LAS VEGAS -- Three-point takes. Three-point defense. Sean Miller's team will live and die by that theory; they always have.
The Arizona Wildcats dropped the always pesky Colorado Buffaloes -- for sure this time -- in a 79-69 victory Thursday at the MGM Grand while launching 27 threes and making nine. While the Colorado Buffaloes got to the line 28 times, making 20, the Wildcats finished with only 16 trips to the charity stripe. Six of those were in the final 30 seconds as the Buffs intentionally fouled.
The numbers games won out. Or maybe it was just the defense.
UA held the Buffs to 5-of-12 shooting from three-point range and 43 percent overall. Miller said they changed the ball-screen defense. Where some teams usually use a ball-screen then swing the ball back in the direction it came, CU usually kicks it across. The Wildcats adjusted with more aggression on ball screens, and the result was an offense that scored a bit but only recorded six total assists.
"We talked about it," CU coach Tad Boyle said. "We had two (assists) at halftime. When we're at our best, we're at double-digit assists. Six assists, 13 turnovers, you know, when we look at our losses, it's usually a result of … Our problem was not getting stops at critical times."
So much for the talk about Miller sometimes failing to adjust.
CU only took 12 threes and hit five. And it was deceiving that Arizona took so many long shots (many were actually pretty solid looks) but was the aggressor for the majority of the evening. Four Colorado players had two personal fouls in the first half.
Yet, key turnovers and bad bounces hurt the Wildcats; no surprise there. While coaches will often times fluff losses with generality, Miller's team simply make a mistake here -- Mark Lyons dribbling off his foot with 1:21 to play and only a 71-67 lead -- and another there.
But Lyons also scored seven points down the stretch, including what CU coach Tad Boyle called the "play of the game."
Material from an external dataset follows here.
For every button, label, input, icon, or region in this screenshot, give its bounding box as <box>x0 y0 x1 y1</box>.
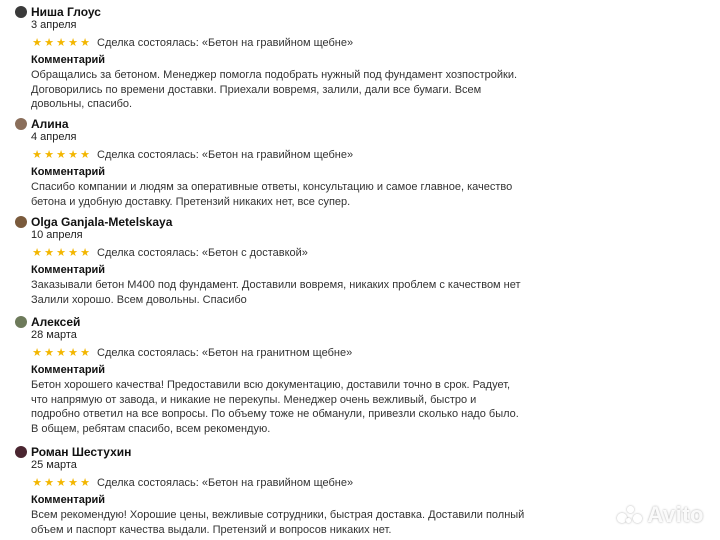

Go back a bit earlier. On an out-of-bounds ball that was apparently not kicked, one second remained on the shot-clock rather than 14 with UA imbounding. Kevin Parrom whipped a pass from halfcourt to the left corner, where the often-criticized point guard hit a turnaround three-pointer. Lyons finished off the Buffs with four important free-throw makes down the stretch.
Arizona led by 14 points with 12:27 left in the second half and appeared to be about to break the game open. Per usual in the Buffaloes matchups with Arizona, Colorado made a run.
As it was early on, Nick Johnson answered. He followed up a 6-0 CU run with a 13-foot or so jumper on the left wing, made a tough layup with the game cut to two points and with less than 35 second remaining, then on the return push up the court by CU drew an over-the-back foul on offensive rebounding machine Andre Roberson.
He also forced a very hyped Spencer Dinwiddie to go 4-of-12 from the floor. The lanky point guard still scored 18, as most of those points came from the foul stripe.
"Solomon on his rebounding and Nick defensively," Miller said, "I think did the best he could. That's a tough matchup for any guard."
Johnson finished up all that with a block on an Askia Booker three-point attempt with less than 20 seconds remaining.
Andre Roberson had 15 points and 11 boards. Hill's stat line didn't show it, but his intensity matched Roberson's and led to opportunity for Arizona, which faces UCLA at 6:06 p.m. MST Friday.
"I think in the second-half he had a stretch where he had two tip-jams," Hill said. "You have to hit him before he gets into the paint. Being able to hit those guys and get them off track before they get to the rim (is key). Every loose ball means everything in a game like that."
All the numbers between CU and UA were similar. The hustle stats, the rebounds, the second-chance points -- save for the ways the two teams scored, they went punch for punch. But what Arizona has been lacking all year long, a jolt off the bench, gave just that on Thursday.
Jordin Mayes and Brandon Ashley scored eight each, and Grant Jerrett added seven points, six boards and four blocks.
"Jordin gave us a spark," Miller said. "Jordin's confidence really came back around, in LA. That was one of the few bright spots (then).
"By the way," Miller added. "Jordin's one of our best perimeter defenders."